Gauging Monti’s prospects for victory requires a quick survey of Italy’s political landscape. Monti is worshipped abroad for his competent handling of the Italian economy. But things are different at home. Although he commands respect from most Italians, Monti’s low approval ratings make plain that, in the political world, “respected” and “popular” can mean two very different things. Since he has not formally entered the electoral fray as a candidate, there exists scant reliable polling data on how Monti would fare against more established candidates.

At this point, most Italian political watchers say the smart money is on Pier Bersani, head of the centre-left Democratic Party, to capture the top job. Comedian Beppe Grillo’s anti-establishment Five Star Movement commands solid voter support in most polls. But it will almost certainly not finish first and is unlikely, moreover, to garner enough support to play kingmaker. Some analysts suggest a more worrying scenario. They contend that Monti’s entrance into the race as head of a centrist conglomeration could split moderate votes with Bersani, thereby paving the way for Berlusconi – who just announced that he will attempt yet another comeback, atop the centre-right People of Freedom party – to become prime minister for an unprecedented fourth time.

However, most observers agree that Monti will most likely play a big role in Italy’s immediate political future. If Bersani becomes prime minister, he could tap Monti as finance minister, president, or for a new position akin to “super minister”. There also still exists the chance that Monti could rally voters to his honest, no-nonsense approach to governing. In the theatrical environment of Italian politics, Monti’s sober, tell-it-like-it-is nature could prove quite appealing.

The electoral timing looks good, as well. With elections set for late February, a quick burst of momentum in the opening months of January could pull the technocrat over the top. It will help that Monti has the support of some of the country’s most successful businessmen, like Ferrari President Luca di Montezemolo, who has been one of Monti’s most vocal proponents, and could join the former prime minister’s ticket as a candidate. To the extent that Monti begins to surge in the polls, one can expect support from businesses heads – who benefit from a stable political and economic environment, and have grown tired of Berlusconi-era political erraticism – to flood in.

Monti’s election as Italy’s next prime minister could change the way in which analysts view the incentives politicians face in attempting to win or retain office. Pundits assume that governing in a technocratic fashion will result in negative political consequences. Governing as a technocrat means adopting policies required to solve problems without respect to the political consequences that these policies will engender. According to the prevailing view, unelected leaders can govern technically more easily than their elected counterparts, because they feel less political pressure from groups who stand to lose from technical policies. If one’s continuation in office does not hinge on election outcomes, one has less reason to care what voters think than someone whose political survival derives from results at the ballot box.

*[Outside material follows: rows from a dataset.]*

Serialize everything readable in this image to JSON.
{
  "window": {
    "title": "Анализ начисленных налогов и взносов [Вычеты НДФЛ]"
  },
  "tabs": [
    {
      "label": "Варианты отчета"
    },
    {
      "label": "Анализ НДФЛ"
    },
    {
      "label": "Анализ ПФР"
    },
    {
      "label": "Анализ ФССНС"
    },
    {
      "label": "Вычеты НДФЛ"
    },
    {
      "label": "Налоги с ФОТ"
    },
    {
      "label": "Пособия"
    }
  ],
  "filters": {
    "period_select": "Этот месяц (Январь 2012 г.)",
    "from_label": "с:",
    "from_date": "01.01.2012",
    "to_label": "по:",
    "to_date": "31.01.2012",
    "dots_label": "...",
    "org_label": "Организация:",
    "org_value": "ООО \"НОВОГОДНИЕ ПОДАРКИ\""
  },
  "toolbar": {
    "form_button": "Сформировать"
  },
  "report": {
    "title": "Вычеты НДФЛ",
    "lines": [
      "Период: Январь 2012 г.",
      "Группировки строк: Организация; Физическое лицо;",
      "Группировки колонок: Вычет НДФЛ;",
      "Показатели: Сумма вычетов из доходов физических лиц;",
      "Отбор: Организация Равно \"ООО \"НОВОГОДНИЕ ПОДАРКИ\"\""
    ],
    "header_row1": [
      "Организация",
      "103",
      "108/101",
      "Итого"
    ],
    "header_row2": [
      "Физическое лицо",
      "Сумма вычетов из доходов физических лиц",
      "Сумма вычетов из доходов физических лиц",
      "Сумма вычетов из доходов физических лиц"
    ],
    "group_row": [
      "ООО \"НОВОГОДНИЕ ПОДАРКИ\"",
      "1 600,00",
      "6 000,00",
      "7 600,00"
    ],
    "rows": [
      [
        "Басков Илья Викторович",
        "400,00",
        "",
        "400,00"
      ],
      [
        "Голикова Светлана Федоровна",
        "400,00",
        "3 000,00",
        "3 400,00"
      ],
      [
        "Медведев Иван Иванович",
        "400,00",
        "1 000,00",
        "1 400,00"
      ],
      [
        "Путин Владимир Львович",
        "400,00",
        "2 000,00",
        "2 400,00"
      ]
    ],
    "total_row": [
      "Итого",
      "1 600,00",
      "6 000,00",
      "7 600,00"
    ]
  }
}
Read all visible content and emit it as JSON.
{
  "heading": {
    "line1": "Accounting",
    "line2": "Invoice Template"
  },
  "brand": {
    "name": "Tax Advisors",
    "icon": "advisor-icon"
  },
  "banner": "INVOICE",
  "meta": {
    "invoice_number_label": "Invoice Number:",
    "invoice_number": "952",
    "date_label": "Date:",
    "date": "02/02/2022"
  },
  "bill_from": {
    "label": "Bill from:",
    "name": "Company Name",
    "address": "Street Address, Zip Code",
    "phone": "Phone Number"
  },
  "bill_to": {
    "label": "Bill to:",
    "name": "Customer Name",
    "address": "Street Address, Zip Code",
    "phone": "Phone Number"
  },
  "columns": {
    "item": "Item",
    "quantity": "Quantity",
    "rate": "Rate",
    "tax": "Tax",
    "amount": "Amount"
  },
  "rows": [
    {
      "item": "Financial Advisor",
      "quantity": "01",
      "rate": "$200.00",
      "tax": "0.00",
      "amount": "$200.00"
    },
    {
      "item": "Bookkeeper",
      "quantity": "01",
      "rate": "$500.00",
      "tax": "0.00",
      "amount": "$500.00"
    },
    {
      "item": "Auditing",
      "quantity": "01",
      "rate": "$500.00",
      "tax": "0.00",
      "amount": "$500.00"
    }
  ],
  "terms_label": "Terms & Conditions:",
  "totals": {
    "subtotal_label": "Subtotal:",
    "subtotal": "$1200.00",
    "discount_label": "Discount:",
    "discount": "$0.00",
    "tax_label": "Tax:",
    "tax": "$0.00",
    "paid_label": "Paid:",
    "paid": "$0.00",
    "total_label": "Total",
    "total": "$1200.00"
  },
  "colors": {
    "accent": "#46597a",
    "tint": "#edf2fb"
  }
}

This is why Italy and Greece recently installed technocratic prime ministers. Both countries faced economic crisis. This owed, in part, to chaotic political environments and leaders who proved unwilling to counter the special interests upon whose support they depended to retain their positions. It was thought that bringing-in unelected technocrats for short stints would allow them to adopt the unpopular policies necessary to pull both economies back from the brink. This would then allow each country to quickly return to democratic politics as usual.

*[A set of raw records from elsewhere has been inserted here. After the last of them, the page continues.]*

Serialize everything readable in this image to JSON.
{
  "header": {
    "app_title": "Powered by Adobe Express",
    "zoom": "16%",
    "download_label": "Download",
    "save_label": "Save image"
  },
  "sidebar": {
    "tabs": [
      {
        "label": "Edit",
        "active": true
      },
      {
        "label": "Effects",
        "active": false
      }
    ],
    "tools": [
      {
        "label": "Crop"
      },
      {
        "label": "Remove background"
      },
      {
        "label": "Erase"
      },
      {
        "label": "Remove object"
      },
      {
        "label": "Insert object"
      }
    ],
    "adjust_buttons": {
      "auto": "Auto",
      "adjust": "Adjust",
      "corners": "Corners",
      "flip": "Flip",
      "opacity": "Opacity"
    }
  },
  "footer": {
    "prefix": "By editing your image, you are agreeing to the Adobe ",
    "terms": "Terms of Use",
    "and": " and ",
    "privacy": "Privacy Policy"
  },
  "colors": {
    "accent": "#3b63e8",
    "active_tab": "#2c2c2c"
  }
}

A Monti victory would signal a new and exciting political possibility. It would signal that politicians can win elections by pledging to take the difficult policy decisions necessary to address a country’s biggest long-term challenges, even if doing so inflicts economic pain in the short- or medium-term. It would signal that politicians can win elections without catering to the demands of powerful interests, by advocating policies that would benefit the country as a whole. And it would signal that politicians can speak honestly to voters about the challenges that their country faces and the policies needed to address them. On balance, a Monti victory would incent politicians to act more boldly, more honestly, and more soundly when it comes to policy choices.

A win for Monti would change voter incentives, too. Currently, in most countries, monied interests control the priorities and policy decisions of elected officials. Politicians need money to win elections. They are more likely to respond to the policy interests of those who provide them with the most campaign funds. This means that non-wealthy voters have little reason to believe that politicians will listen to their policy demands. Since they have little confidence that politicians will strongly consider their opinions when mapping out a policy agenda, non-wealthy voters, who have a number of responsibilities competing for their time, have little incentive to invest time and energy in researching the nuances of complex policy issues and reaching out to politicians to urge them to follow their preferences.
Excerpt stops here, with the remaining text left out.